In the first few months of the pandemic in 2020, it was an extremely stressful time for us in the WHO. We worked for very long hours and could not get much sleep at night. I found that doing 20 minutes of yoga in the morning, making sure that I took on time healthy meals–home-cooked, with a lot of salads, vegetables and fruits; and having a long 45 minutes walk in the evening really relieved my stress. That was the only way I could sleep at night. Some people would like to do meditation before going to bed at night. Some like to listen to music.
With WFH, the work life and home life have all merged into one. People are constantly with a device. This is not very healthy. We have to give ourselves a break. Our brains need time to recharge and we should not be connected to devices all the time.
Young people must be off devices when they go outdoors. They must do some exercise or do something relaxing. It could be music, dance or watching a film. It has to take the mind away from work.
Work culture also needs to respect this. Many offices are now realising that putting pressure on people to work for 24 hours is not the way for productivity. Productivity can be enhanced when people have a balance in life. We have to pursue our hobbies.

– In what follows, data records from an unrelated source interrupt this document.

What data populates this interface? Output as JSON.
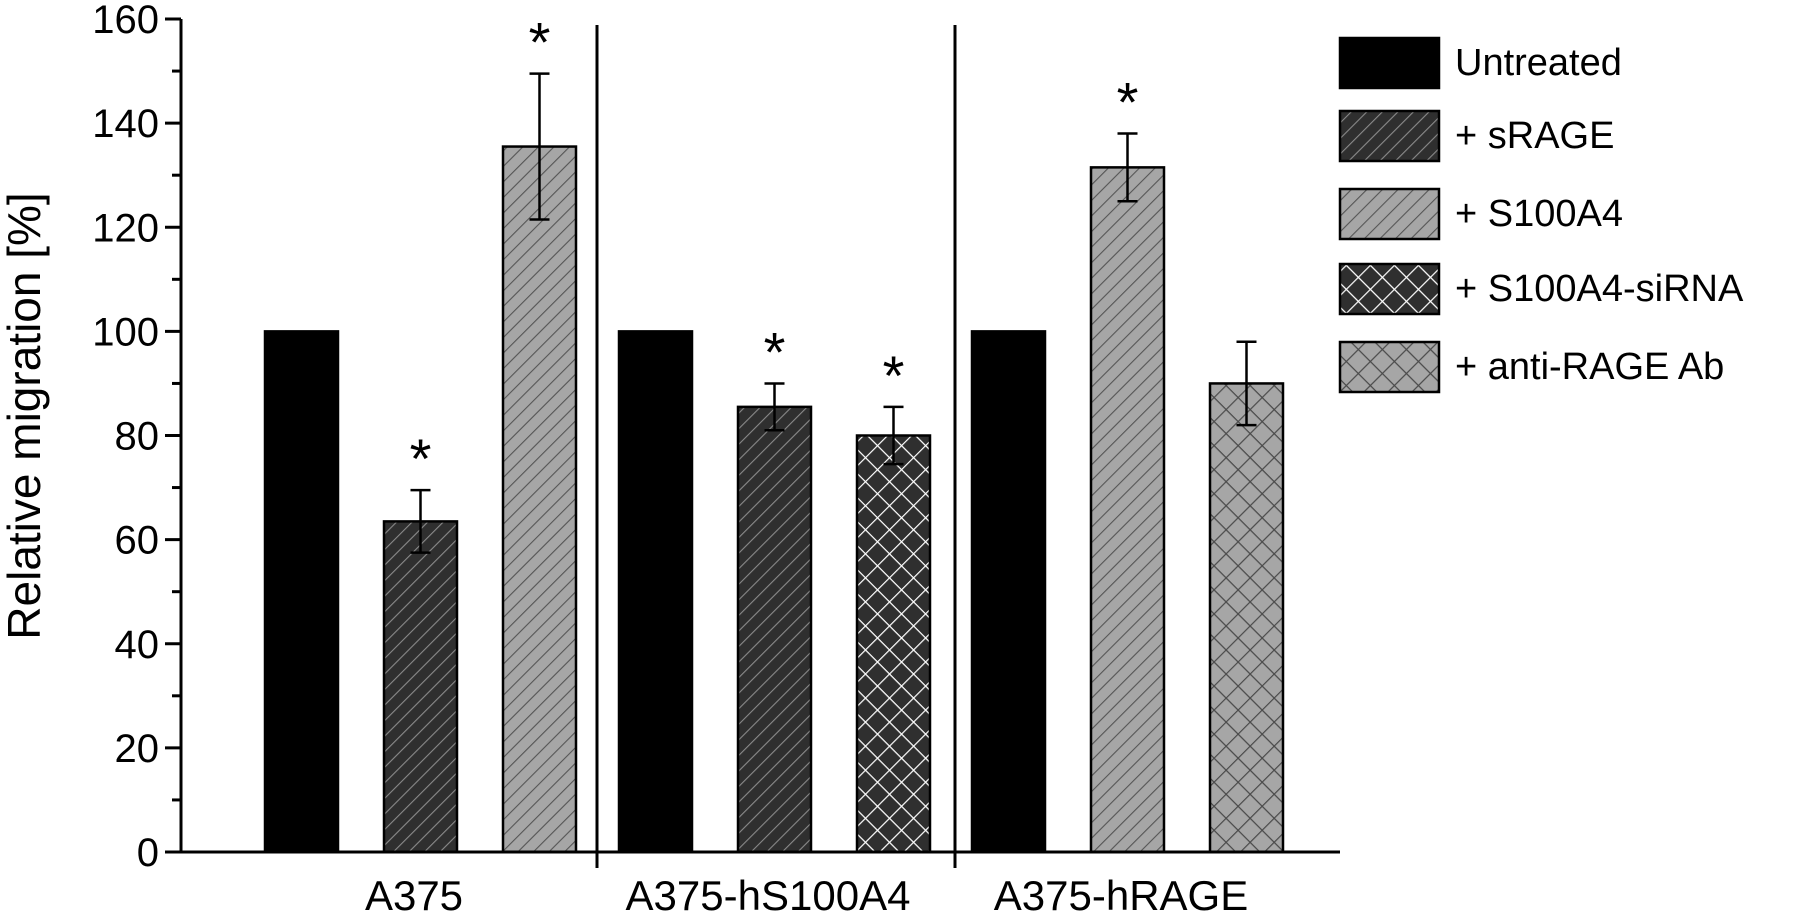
{
  "chart_data": {
    "type": "bar",
    "title": "",
    "xlabel": "",
    "ylabel": "Relative migration [%]",
    "ylim": [
      0,
      160
    ],
    "yticks": [
      0,
      20,
      40,
      60,
      80,
      100,
      120,
      140,
      160
    ],
    "grid": false,
    "legend_position": "right",
    "series": [
      {
        "name": "Untreated",
        "pattern": "solid-black"
      },
      {
        "name": "+ sRAGE",
        "pattern": "dark-diagonal"
      },
      {
        "name": "+ S100A4",
        "pattern": "light-diagonal"
      },
      {
        "name": "+ S100A4-siRNA",
        "pattern": "dark-crosshatch"
      },
      {
        "name": "+ anti-RAGE Ab",
        "pattern": "light-crosshatch"
      }
    ],
    "groups": [
      {
        "label": "A375",
        "bars": [
          {
            "series": "Untreated",
            "value": 100
          },
          {
            "series": "+ sRAGE",
            "value": 63.5,
            "error": 6,
            "marker": "*"
          },
          {
            "series": "+ S100A4",
            "value": 135.5,
            "error": 14,
            "marker": "*"
          }
        ]
      },
      {
        "label": "A375-hS100A4",
        "bars": [
          {
            "series": "Untreated",
            "value": 100
          },
          {
            "series": "+ sRAGE",
            "value": 85.5,
            "error": 4.5,
            "marker": "*"
          },
          {
            "series": "+ S100A4-siRNA",
            "value": 80,
            "error": 5.5,
            "marker": "*"
          }
        ]
      },
      {
        "label": "A375-hRAGE",
        "bars": [
          {
            "series": "Untreated",
            "value": 100
          },
          {
            "series": "+ S100A4",
            "value": 131.5,
            "error": 6.5,
            "marker": "*"
          },
          {
            "series": "+ anti-RAGE Ab",
            "value": 90,
            "error": 8
          }
        ]
      }
    ],
    "colors": {
      "black": "#000000",
      "dark_fill": "#2f2f2f",
      "light_fill": "#a6a6a6",
      "hatch_on_dark": "#8a8a8a",
      "hatch_on_light": "#555555",
      "cross_on_dark": "#ffffff",
      "cross_on_light": "#4a4a4a"
    }
  }
}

Though we are missing physical social interactions, online meets have become a good substitute and we are able to reach more people. There are many zoom family calls, zoom classmates and alumni meets happening in the last two years.
Everybody’s mental health has been affected, especially young people who are finishing school or college. They are anxious about the insecurities in their life. We have to recognise that. Unfortunately, it is a gap in our health systems that we don’t have good mental support available as much as we have for physical.
While we may not be able to necessarily produce more and more psychiatrists, there are other ways of providing mental health support, and one of them is reaching out to your friends and family members to say hello, making sure to check up on people if they are okay and encourage people to talk about their stress and strain when they feel depressed. The best way is to talk about it and get help.